De nombreux pays émergents, longtemps non alignés, se rapprochent de la Russie. Un danger majeur pour les démocraties occidentales.
L’invasion de l’Ukraine marque le retour de la guerre en Europe et la confrontation ouverte entre les démocraties et les empires autoritaires. Elle a réveillé l’Occident, mais au réalignement des démocraties répond le non-alignement du Sud.
Face à la nouvelle guerre froide déclenchée par l’invasion de l’Ukraine entre les démocraties et la Russie de Vladimir Poutine adossée à la Chine de Xi Jinping, les pays émergents ont refusé de prendre parti. À l’image de l’Inde, ils se sont systématiquement abstenus à l’ONU et ont choisi de ne pas appliquer les sanctions visant la Russie – position partagée par la Turquie en dépit de son appartenance à l’Otan. Ils pratiquent une diplomatie transactionnelle en fonction de leurs intérêts – ainsi, l’Arabie saoudite a résisté aux pressions des États-Unis pour augmenter la production et faire baisser les prix du pétrole.
Sous le non-alignement pointe ainsi un biais favorable à la Russie. Mise au ban par l’Occident, elle est loin d’être isolée ailleurs, bénéficiant de l’appui de l’Inde et de l’Indonésie, du Brésil et du Mexique, de nombreux pays du Golfe, de l’Afrique du Sud et d’une majorité de pays africains.
La guerre en Ukraine, en cristallisant les transformations du monde du XXIe siècle, acte le changement de nature et de statut du Sud non aligné – qui dorénavant s’affirme politiquement, revendique son autonomie stratégique et entend peser sur la gestion des problèmes mondiaux, qu’il s’agisse de sécurité, de santé, de commerce, de production des biens essentiels – à commencer par les médicaments et les vaccins – ou de lutte contre le réchauffement climatique. Avec pour ambition ultime de devenir le cœur du monde du XXIe siècle, dont le Nord deviendrait la périphérie.
La montée en puissance des non-alignés est la conséquence directe de leur décollage économique. Les émergents, grands bénéficiaires de la mondialisation qui a réduit de plus d’un tiers l’écart de richesse entre le Nord et le Sud, représentent désormais 52 % du PIB mondial. Le commerce Sud-Sud constitue la composante la plus dynamique des échanges, particulièrement en Asie-Pacifique.
Dans le même temps, les pays occidentaux ont perdu le contrôle de l’ordre mondial, avec l’enchaînement des guerres perdues – de l’Afghanistan au Sahel, de la mondialisation du capitalisme avec le krach de 2008, de l’incapacité à assurer la protection de leur population lors de la pandémie de Covid. Le repli des États-Unis et l’impuissance de l’Europe ont ainsi créé un vide stratégique dans lequel se sont engouffrés les empires autoritaires comme les pays du Sud. Non seulement ceux-ci se sont émancipés de leur dépendance envers l’Occident, mais ils lui sont de plus en plus hostiles.
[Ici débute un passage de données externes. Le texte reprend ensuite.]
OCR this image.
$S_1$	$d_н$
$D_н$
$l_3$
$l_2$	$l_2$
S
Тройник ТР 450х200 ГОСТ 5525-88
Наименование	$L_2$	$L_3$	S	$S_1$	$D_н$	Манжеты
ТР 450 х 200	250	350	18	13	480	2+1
Le soutien apporté par les non-alignés à la Russie à l’occasion de la guerre d’Ukraine constitue un signal d’alerte majeur pour les démocraties, cibles des empires autoritaires. À l’âge de l’histoire universelle et dans un monde devenu authentiquement multipolaire, l’Ouest ne peut pas perdre le Sud, sauf à se mettre en grand danger.